Section 3.302 of the Texas Business and Commerce Code sets forth the prerequisites of a holder in due course, and provides that five conditions must be met in order to attain that status. Williams v. Stansbury, 649 S.W.2d 293, 295 (Tex.1983). Specifically, the party must be:

1. A holder

2. of a negotiable instrument who took it

3. for value

4. in good faith

5. without notice that it was overdue or had been dishonored or of any defense against or a claim to it on the part of any person.

Every noteholder is presumed to be a holder in due course of the instrument, *425 absent evidence to the contrary. See Bryan v. Citizens National Bank, 628 S.W.2d 761, 763 (Tex.1982); Jonwilco, Inc. v. C.I.T. Financial Services, 662 S.W.2d 664, 665-66 (Tex.App.—Houston [14th Dist.] 1983, no writ.). However, after the notemaker shows that a defense to the instrument exists, a person claiming the rights of a holder in due course has the burden of establishing his status as such. See Favors v. Yaffe, 605 S.W.2d 342, 345 (Tex.Civ.App.—Houston [14th Dist.] 1980, writ ref'd n.r.e.); TEX.BUS. & COM.CODE § 3.307(c) (Vernon 1968).

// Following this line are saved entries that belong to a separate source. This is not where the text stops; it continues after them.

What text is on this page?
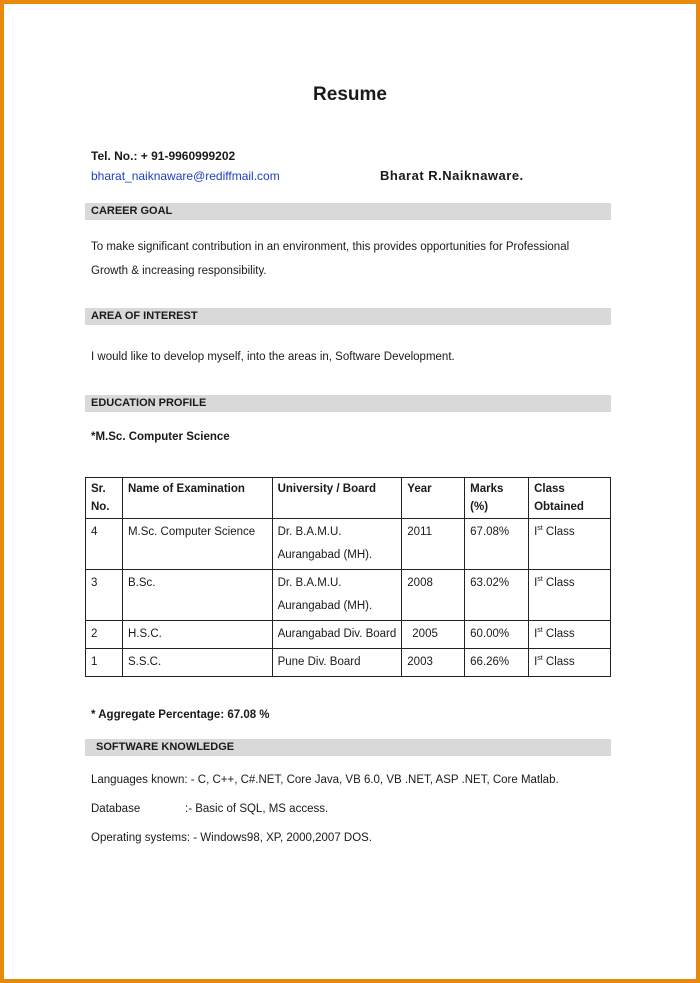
Resume
Tel. No.: + 91-9960999202
bharat_naiknaware@rediffmail.com	Bharat R.Naiknaware.
CAREER GOAL
To make significant contribution in an environment, this provides opportunities for Professional Growth & increasing responsibility.
AREA OF INTEREST
I would like to develop myself, into the areas in, Software Development.
EDUCATION PROFILE
*M.Sc. Computer Science
Sr. No.	Name of Examination	University / Board	Year	Marks (%)	Class Obtained
4	M.Sc. Computer Science	Dr. B.A.M.U. Aurangabad (MH).	2011	67.08%	Ist Class
3	B.Sc.	Dr. B.A.M.U. Aurangabad (MH).	2008	63.02%	Ist Class
2	H.S.C.	Aurangabad Div. Board	2005	60.00%	Ist Class
1	S.S.C.	Pune Div. Board	2003	66.26%	Ist Class
* Aggregate Percentage: 67.08 %
SOFTWARE KNOWLEDGE
Languages known: - C, C++, C#.NET, Core Java, VB 6.0, VB .NET, ASP .NET, Core Matlab.
Database	:- Basic of SQL, MS access.
Operating systems: - Windows98, XP, 2000,2007 DOS.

The sole controversy on appeal is whether MSA established as a matter of law that it took the loan packages in "good faith" and "without notice of any defense." "Good faith" is defined in Section 1.201(19) of the Texas Business and Commerce Code as "honesty in fact in the conduct of a transaction concerned." The test for "good faith" is whether the purchaser had actual knowledge of facts and circumstances amounting to bad faith. Richardson Co. v. First National Bank, 504 S.W.2d 812, 816 (Tex.Civ.App.—Tyler 1974, writ ref'd n.r.e.).

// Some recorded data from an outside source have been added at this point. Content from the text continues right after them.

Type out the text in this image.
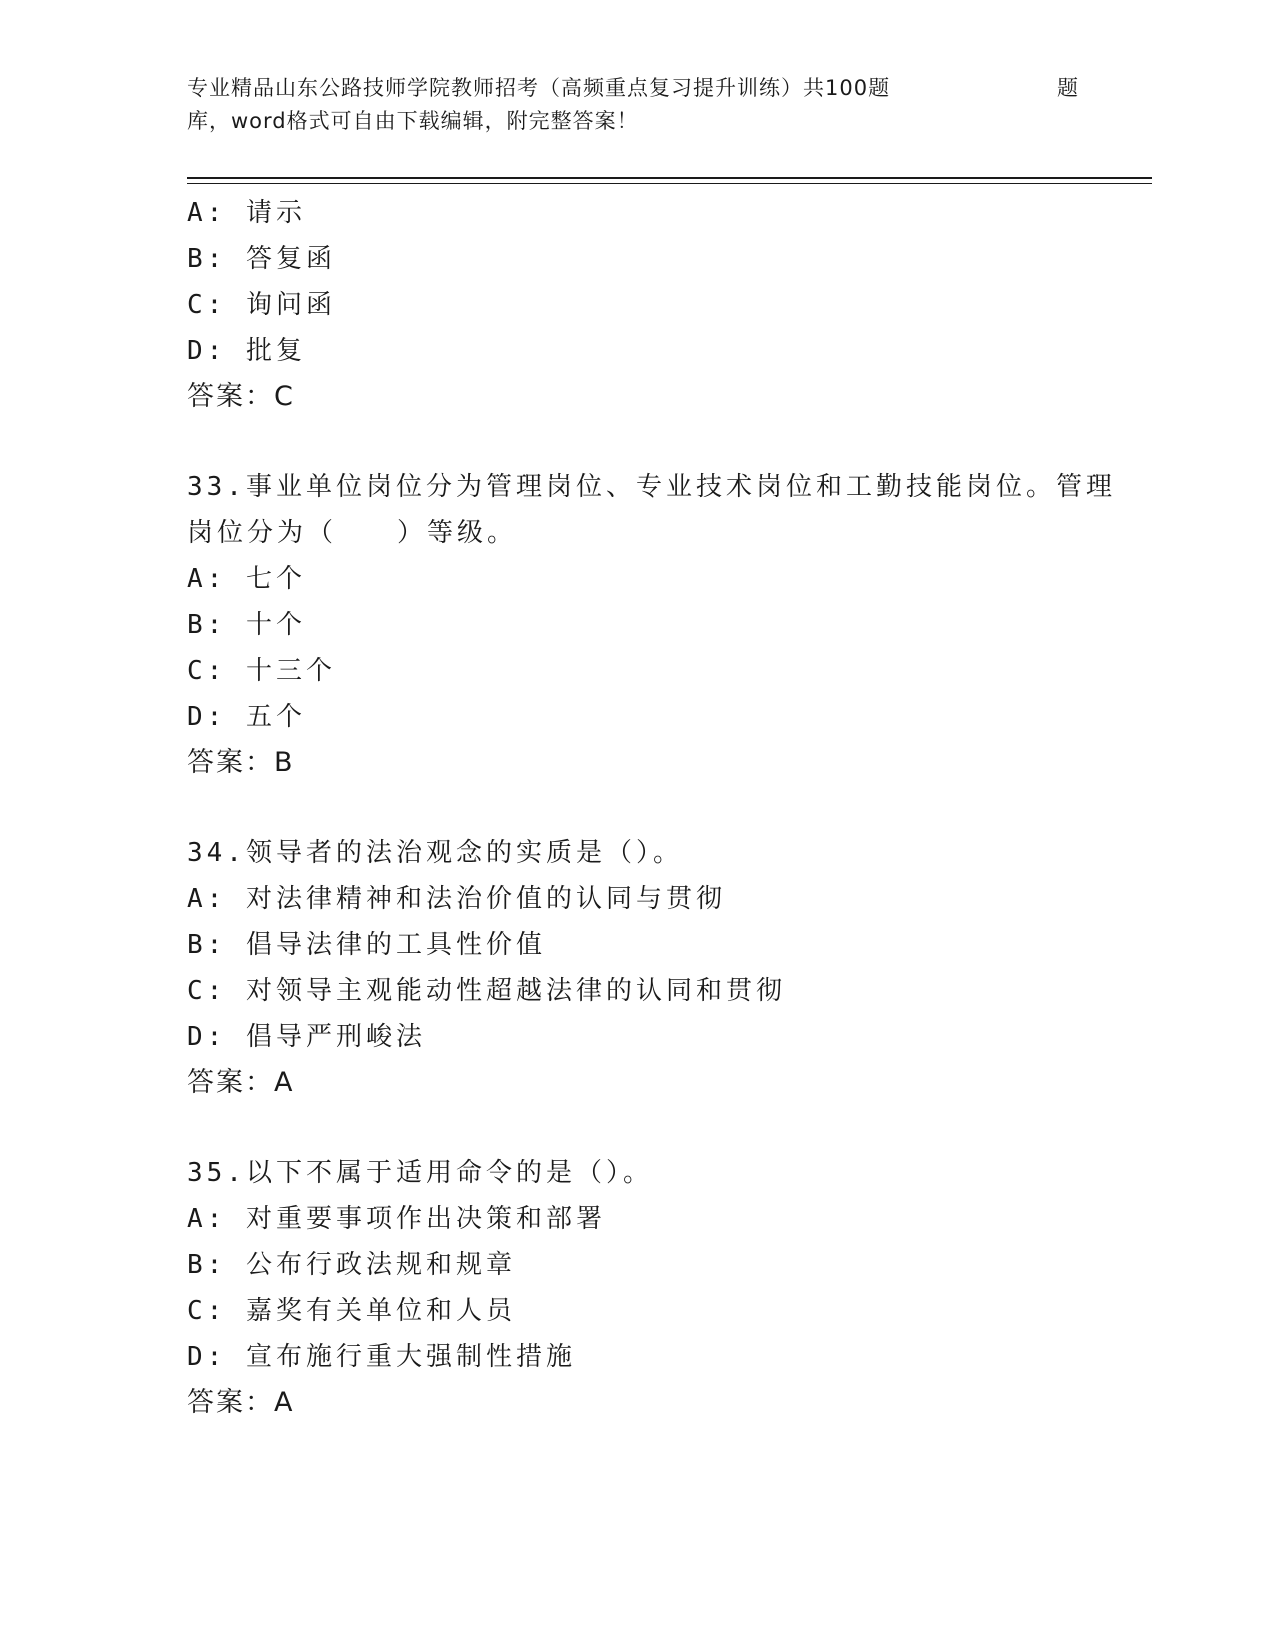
专业精品山东公路技师学院教师招考（高频重点复习提升训练）共100题	题
库，word格式可自由下载编辑，附完整答案！
A: 请示
B: 答复函
C: 询问函
D: 批复
答案：C
33.事业单位岗位分为管理岗位、专业技术岗位和工勤技能岗位。管理
岗位分为（　　）等级。
A: 七个
B: 十个
C: 十三个
D: 五个
答案：B
34.领导者的法治观念的实质是（）。
A: 对法律精神和法治价值的认同与贯彻
B: 倡导法律的工具性价值
C: 对领导主观能动性超越法律的认同和贯彻
D: 倡导严刑峻法
答案：A
35.以下不属于适用命令的是（）。
A: 对重要事项作出决策和部署
B: 公布行政法规和规章
C: 嘉奖有关单位和人员
D: 宣布施行重大强制性措施
答案：A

The only evidence presented by Jones was his affidavit which states:

Specifically, accompanying each original closing file was a FNMA Form 1003, a Residential Loan Application. One such form was completed and submitted with regard to each condominium unit. I personally completed each such Form 1003 by hand. Each Form contains a blank a the bottom right hand portion of the Form requesting information concerning `other financing' or `other equity'. I specifically stated in each Form 1003 that the seller was providing what was described as a `decorator's allowance' which was to be credited to the down payment otherwise referenced in the loan documents. It was always one of the underlying bases of the transactions that the decorator's allowance could and would be used to constitute a portion of the down payment. The other closing documents reflected that a cash down payment was made by me at closing. These documents were prepared by the seller, or at the seller's request, and were presented to me for the first time at closing, and I did not find these discrepancies until after the closing had occurred. Nevertheless, the Affidavits and closing statements were contradicted by the Form 1003, containing the correct information, which I submitted with regard to each of the five purchases. (Emphasis added.)

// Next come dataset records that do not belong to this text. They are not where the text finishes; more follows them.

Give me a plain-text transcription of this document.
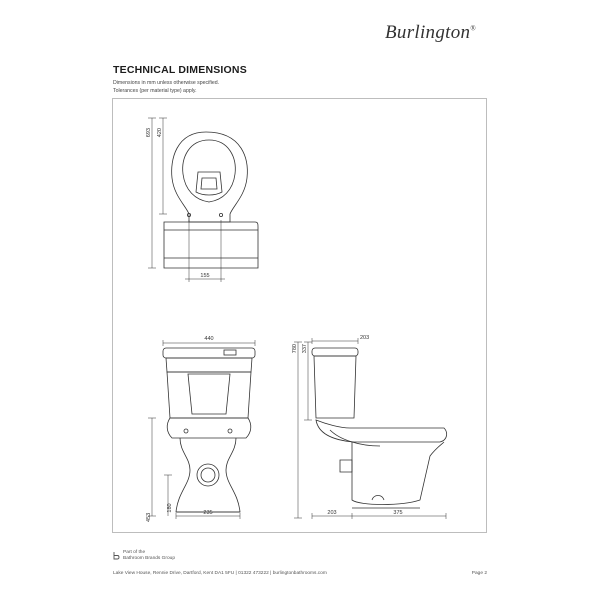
Burlington®
TECHNICAL DIMENSIONS
Dimensions in mm unless otherwise specified.
Tolerances (per material type) apply.
693 420
155
440
453
180
235
780 337
203
203	375
Part of the
Bathroom Brands Group
Lake View House, Rennie Drive, Dartford, Kent DA1 5FU | 01322 473222 | burlingtonbathrooms.com	Page 2
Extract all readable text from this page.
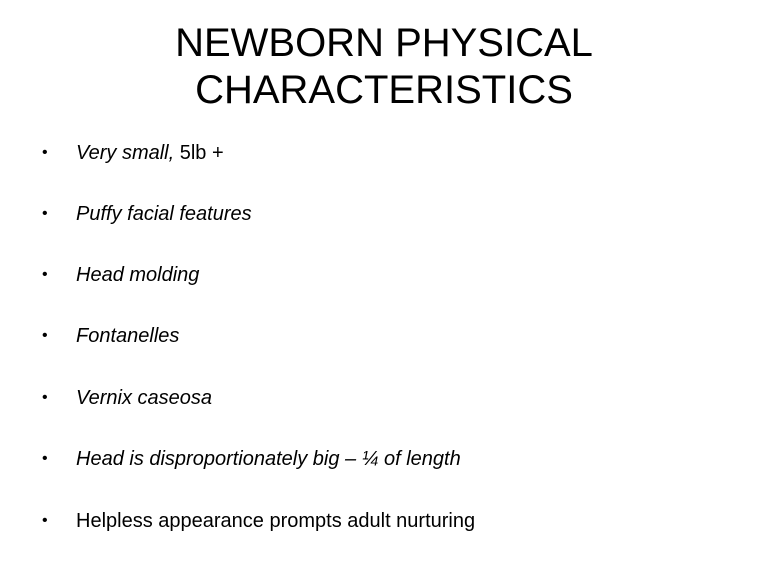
NEWBORN PHYSICAL
CHARACTERISTICS
• Very small, 5lb +
• Puffy facial features
• Head molding
• Fontanelles
• Vernix caseosa
• Head is disproportionately big – ¼ of length
• Helpless appearance prompts adult nurturing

Attached to Jones' affidavit is one completed form 1003, loan application. It contains the following language: "Seller to provide decorators allowance of $29,300 at the time of closing of title." Jones argues; 1) that the above summary judgment evidence reveals that form 1003, the underlying document containing the specific information provided by the borrower, was altered prior to closing and 2) the other closing documents contradict the information provided on form 1003 so as to put MSA on notice.

The record on appeal does not contain any other closing documents or copies of the other four form 1003's for our review. The record does not show that MSA ever had in its possession the form 1003 referred to by Jones showing the decorator's allowance. Even so, we fail to see how the statement about a decorator's allowance would put MSA or any other holder on notice that it is a part of the down payment. Jones has failed to establish the defense that MSA acted in bad faith or had notice of any defenses precluding MSA's status as a holder in due course. Therefore, the presumption that MSA is a holder in due course is preserved. See e.g., Favors, 605 S.W.2d at 345. We overrule Jones' sole point of error and affirm the judgment of the trial court.